In a large bowl, combine cherries, sugar, Black Cherry Balsamic Vinegar, cornstarch, and fresh rosemary. Stir until well combined and set aside.
Roll out one pie crust into a 12-inch circle and gently place into a 9x2-inch pie dish. Press into place.
Pour the cherry filling into the crust, including any juices.
Roll out the second pie dough on a floured surface. Slice into strips and arrange in a criss-cross lattice pattern over the filling.
Trim excess dough, press edges together to seal, and fold the crust under to create a thick edge. Crimp or scallop as desired.
In a small bowl, whisk together egg, milk, and Rosemary Olive Oil to create an egg wash.
Lightly brush the lattice crust with the egg wash and sprinkle generously with turbinado sugar.
Place the pie on a baking sheet and bake at 400°F for 20 minutes.
Without removing the pie from the oven, reduce temperature to 375°F and bake an additional 30–35 minutes.
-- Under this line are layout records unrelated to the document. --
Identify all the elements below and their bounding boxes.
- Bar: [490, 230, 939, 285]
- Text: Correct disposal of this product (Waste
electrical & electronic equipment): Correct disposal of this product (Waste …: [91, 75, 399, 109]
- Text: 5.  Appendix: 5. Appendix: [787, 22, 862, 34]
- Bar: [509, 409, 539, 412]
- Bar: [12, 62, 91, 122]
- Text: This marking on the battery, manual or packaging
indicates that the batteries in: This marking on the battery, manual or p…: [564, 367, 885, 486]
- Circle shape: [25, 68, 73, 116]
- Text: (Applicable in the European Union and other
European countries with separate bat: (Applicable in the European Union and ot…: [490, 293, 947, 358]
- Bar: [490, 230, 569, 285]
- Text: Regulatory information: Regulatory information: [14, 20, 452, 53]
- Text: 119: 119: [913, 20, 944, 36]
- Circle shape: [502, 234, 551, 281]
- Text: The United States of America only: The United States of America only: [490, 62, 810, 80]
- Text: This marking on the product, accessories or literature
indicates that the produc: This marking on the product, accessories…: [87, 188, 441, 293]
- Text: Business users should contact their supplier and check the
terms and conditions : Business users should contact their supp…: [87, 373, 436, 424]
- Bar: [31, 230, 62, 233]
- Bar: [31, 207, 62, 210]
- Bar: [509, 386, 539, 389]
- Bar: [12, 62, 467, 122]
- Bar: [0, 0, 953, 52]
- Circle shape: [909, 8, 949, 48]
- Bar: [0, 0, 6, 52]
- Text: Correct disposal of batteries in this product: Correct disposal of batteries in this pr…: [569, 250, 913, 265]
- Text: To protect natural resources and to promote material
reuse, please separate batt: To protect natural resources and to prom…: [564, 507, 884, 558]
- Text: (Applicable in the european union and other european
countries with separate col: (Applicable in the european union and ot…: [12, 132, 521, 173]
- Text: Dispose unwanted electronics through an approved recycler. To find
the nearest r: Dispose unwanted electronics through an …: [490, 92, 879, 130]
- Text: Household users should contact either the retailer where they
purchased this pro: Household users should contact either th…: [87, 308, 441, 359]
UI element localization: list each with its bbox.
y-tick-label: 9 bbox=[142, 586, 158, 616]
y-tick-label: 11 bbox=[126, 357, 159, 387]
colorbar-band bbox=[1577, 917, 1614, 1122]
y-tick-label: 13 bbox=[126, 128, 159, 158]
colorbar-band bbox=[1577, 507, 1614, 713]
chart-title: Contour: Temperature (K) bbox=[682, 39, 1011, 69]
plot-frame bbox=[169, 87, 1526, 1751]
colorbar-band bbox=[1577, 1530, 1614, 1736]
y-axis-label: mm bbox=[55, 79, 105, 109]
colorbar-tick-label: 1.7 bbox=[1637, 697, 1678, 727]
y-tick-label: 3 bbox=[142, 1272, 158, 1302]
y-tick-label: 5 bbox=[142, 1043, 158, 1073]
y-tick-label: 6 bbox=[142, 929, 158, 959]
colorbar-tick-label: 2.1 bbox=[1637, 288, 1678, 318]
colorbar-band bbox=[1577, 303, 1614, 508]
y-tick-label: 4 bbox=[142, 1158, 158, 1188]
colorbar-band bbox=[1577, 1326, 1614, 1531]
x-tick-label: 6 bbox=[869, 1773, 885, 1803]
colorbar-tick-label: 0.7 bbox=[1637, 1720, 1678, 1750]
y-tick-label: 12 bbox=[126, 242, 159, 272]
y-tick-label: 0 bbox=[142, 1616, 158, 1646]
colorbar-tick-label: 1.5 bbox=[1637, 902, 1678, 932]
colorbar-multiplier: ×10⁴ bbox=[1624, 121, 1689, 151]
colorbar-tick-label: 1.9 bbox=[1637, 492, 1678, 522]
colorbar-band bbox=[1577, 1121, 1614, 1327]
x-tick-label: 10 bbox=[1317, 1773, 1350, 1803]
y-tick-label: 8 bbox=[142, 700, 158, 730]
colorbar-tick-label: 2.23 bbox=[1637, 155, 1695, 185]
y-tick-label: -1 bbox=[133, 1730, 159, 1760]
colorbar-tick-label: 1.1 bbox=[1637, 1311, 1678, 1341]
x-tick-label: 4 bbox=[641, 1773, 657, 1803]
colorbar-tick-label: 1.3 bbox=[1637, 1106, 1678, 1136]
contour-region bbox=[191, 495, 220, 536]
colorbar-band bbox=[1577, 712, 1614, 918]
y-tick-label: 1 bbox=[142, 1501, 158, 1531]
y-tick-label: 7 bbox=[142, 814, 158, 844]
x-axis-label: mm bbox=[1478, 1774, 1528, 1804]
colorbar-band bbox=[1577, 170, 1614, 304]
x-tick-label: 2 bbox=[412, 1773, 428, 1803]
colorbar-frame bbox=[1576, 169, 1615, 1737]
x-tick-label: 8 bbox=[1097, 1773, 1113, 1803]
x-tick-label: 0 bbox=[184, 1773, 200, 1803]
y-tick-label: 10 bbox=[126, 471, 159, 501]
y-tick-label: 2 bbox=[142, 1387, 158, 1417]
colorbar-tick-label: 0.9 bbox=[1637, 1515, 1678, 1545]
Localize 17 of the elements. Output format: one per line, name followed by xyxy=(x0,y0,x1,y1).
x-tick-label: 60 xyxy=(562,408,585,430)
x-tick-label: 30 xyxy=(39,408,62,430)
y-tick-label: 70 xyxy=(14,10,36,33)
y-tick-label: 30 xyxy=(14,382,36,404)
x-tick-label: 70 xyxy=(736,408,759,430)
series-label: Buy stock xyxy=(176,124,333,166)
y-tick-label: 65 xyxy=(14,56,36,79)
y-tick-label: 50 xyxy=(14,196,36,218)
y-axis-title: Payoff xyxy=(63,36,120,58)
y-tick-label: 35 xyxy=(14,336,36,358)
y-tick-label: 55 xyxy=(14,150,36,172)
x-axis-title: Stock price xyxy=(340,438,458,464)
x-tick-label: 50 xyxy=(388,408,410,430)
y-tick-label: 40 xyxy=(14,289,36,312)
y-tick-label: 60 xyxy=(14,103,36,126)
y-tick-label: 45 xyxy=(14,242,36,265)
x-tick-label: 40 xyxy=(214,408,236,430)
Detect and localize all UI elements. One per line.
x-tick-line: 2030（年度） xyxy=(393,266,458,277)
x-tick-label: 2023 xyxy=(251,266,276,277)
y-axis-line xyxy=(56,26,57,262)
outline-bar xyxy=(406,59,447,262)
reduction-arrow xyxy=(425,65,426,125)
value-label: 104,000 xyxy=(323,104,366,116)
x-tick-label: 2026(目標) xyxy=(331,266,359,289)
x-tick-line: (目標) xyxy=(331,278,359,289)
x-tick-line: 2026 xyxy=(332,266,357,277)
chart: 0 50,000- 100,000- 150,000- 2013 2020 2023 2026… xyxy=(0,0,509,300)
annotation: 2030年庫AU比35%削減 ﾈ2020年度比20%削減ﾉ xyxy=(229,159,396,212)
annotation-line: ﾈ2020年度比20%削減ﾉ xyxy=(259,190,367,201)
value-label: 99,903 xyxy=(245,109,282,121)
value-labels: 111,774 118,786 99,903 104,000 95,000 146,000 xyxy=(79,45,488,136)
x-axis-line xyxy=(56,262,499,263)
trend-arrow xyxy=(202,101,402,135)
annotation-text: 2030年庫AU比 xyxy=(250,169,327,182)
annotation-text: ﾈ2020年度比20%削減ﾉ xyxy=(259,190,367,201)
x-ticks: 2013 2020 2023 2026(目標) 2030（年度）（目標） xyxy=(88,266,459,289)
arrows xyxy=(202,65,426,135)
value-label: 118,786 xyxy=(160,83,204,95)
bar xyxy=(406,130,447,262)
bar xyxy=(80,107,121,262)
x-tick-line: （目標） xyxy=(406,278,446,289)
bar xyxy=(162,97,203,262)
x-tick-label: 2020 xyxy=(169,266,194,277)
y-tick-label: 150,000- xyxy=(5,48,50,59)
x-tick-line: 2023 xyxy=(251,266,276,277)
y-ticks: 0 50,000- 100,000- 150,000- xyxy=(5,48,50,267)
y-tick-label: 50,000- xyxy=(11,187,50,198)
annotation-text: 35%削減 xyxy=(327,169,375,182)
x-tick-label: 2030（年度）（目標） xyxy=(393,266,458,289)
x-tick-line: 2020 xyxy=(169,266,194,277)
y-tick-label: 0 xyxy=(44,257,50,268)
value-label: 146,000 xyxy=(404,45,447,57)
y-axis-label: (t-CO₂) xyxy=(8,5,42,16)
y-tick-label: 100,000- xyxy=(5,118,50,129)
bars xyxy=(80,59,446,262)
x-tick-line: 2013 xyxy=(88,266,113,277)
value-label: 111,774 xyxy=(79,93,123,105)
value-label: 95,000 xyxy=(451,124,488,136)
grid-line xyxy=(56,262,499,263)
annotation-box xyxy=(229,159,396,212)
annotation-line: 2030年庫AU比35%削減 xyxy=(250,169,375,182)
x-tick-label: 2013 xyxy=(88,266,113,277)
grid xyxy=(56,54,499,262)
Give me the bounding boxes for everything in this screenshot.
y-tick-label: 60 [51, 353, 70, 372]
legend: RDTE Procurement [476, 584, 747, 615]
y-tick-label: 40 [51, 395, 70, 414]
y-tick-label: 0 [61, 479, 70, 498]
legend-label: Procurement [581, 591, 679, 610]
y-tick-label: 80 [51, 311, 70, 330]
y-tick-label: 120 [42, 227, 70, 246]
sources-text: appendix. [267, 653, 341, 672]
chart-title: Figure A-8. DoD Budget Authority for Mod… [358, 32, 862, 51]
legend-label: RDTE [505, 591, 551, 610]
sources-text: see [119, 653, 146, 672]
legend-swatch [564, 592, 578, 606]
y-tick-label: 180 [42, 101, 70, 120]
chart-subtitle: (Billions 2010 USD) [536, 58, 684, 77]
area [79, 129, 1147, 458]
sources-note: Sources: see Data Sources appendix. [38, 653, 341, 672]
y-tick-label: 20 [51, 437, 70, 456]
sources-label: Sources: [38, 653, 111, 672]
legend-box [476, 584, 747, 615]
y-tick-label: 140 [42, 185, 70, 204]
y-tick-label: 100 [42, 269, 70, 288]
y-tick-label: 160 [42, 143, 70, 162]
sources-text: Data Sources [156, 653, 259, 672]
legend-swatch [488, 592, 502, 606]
If crust browns too quickly, cover edges with foil or a pie shield.
Remove from oven and allow to cool completely on a rack for 3 hours before slicing.
Recipe Note
Tracey’s Notes
- Letting the pie cool fully is key — it allows the filling to thicken beautifully.
- Rosemary should be finely chopped so it enhances without overpowering.
- The balsamic deepens the cherry flavor rather than making it tangy.
Optional
- Serve with vanilla ice cream or lightly sweetened whipped cream.
- Add a pinch of cinnamon for extra warmth.
- Drizzle a small amount of Black Cherry Balsamic over ice cream when serving.